Officials Ignored Warnings Over Range Fuels Feasibility
Newly released documents show that government officials ignored repeated warnings from U.S. Department of Agriculture (USDA) overseers concerning the feasibility of a south Georgia ethanol fuel plant, a debacle that eventually led to $75 million in lost taxpayer money – and not a single drop of usable ethanol produced.
The report came on Sunday when the Atlanta Journal-Constitution released details contained in documents obtained under the Freedom of Information Act, outlining specific warnings issued by Hosein Shapouri, a senior economist with the USDA in Washington.
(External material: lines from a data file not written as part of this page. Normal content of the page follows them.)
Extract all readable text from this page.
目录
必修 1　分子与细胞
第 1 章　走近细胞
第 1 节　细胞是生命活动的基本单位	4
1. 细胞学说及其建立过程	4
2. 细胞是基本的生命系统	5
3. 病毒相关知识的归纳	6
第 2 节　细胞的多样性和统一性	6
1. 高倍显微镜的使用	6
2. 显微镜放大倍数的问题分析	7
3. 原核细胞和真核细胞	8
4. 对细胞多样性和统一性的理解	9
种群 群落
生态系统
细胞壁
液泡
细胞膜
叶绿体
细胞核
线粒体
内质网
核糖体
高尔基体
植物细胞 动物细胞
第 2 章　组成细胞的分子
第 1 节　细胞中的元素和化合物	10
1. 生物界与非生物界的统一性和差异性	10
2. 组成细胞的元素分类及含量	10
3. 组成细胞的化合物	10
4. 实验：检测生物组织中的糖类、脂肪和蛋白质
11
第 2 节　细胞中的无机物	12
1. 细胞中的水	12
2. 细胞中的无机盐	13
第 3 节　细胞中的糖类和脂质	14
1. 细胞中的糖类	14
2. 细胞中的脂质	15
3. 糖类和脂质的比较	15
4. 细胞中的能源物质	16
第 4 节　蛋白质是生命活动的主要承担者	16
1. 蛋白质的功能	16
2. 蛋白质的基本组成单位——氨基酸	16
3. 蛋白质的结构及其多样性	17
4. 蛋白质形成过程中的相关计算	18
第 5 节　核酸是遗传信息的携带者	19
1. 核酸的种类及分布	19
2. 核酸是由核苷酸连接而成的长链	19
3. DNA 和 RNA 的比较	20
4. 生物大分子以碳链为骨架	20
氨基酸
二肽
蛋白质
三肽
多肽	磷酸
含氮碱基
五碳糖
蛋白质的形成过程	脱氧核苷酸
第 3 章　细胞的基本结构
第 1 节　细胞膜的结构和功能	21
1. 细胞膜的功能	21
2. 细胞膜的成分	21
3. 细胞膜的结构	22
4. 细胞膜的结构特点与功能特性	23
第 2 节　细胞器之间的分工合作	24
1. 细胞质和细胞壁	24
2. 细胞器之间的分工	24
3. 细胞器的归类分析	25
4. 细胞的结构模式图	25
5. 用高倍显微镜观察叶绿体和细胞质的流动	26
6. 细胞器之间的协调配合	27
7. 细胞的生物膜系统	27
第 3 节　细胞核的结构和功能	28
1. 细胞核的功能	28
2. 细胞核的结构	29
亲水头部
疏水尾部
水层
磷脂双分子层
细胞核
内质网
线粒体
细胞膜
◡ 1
Shapouri was asked to review the project “quickly” in December 2008, presumably to have the deal sealed by the time the Bush administration left office the following month. Three weeks later, the USDA approved the Range Fuels operation with heavy funding.
With an operation that intended to produce ethanol fuel from transformed wood chips obtained from Georgia’s plentiful pine forests, Range Fuels was originally backed in 2007 by entrepreneurs such as Vinod Khosla during a time of heady optimism about the future of fuel in America. Fast-forward three years to 2011: the Range Fuels operation closed without ever successfully producing usable ethanol, leaving taxpayers out of pocket for at least $75 million despite the apparent repeated warnings that the plant was a high-risk endeavor that offered very little promise.
For its part, the USDA says that, while it is disappointed that one operation did not succeed, the public would do better to focus on its many successful endeavors that benefit the American populace. On the other side of the debate is Shapouri, the now-retired USDA official who says that the “nobody ever expected them to produce anything,” with government officials rushing to approve massive funds to a project with countless detectable faults.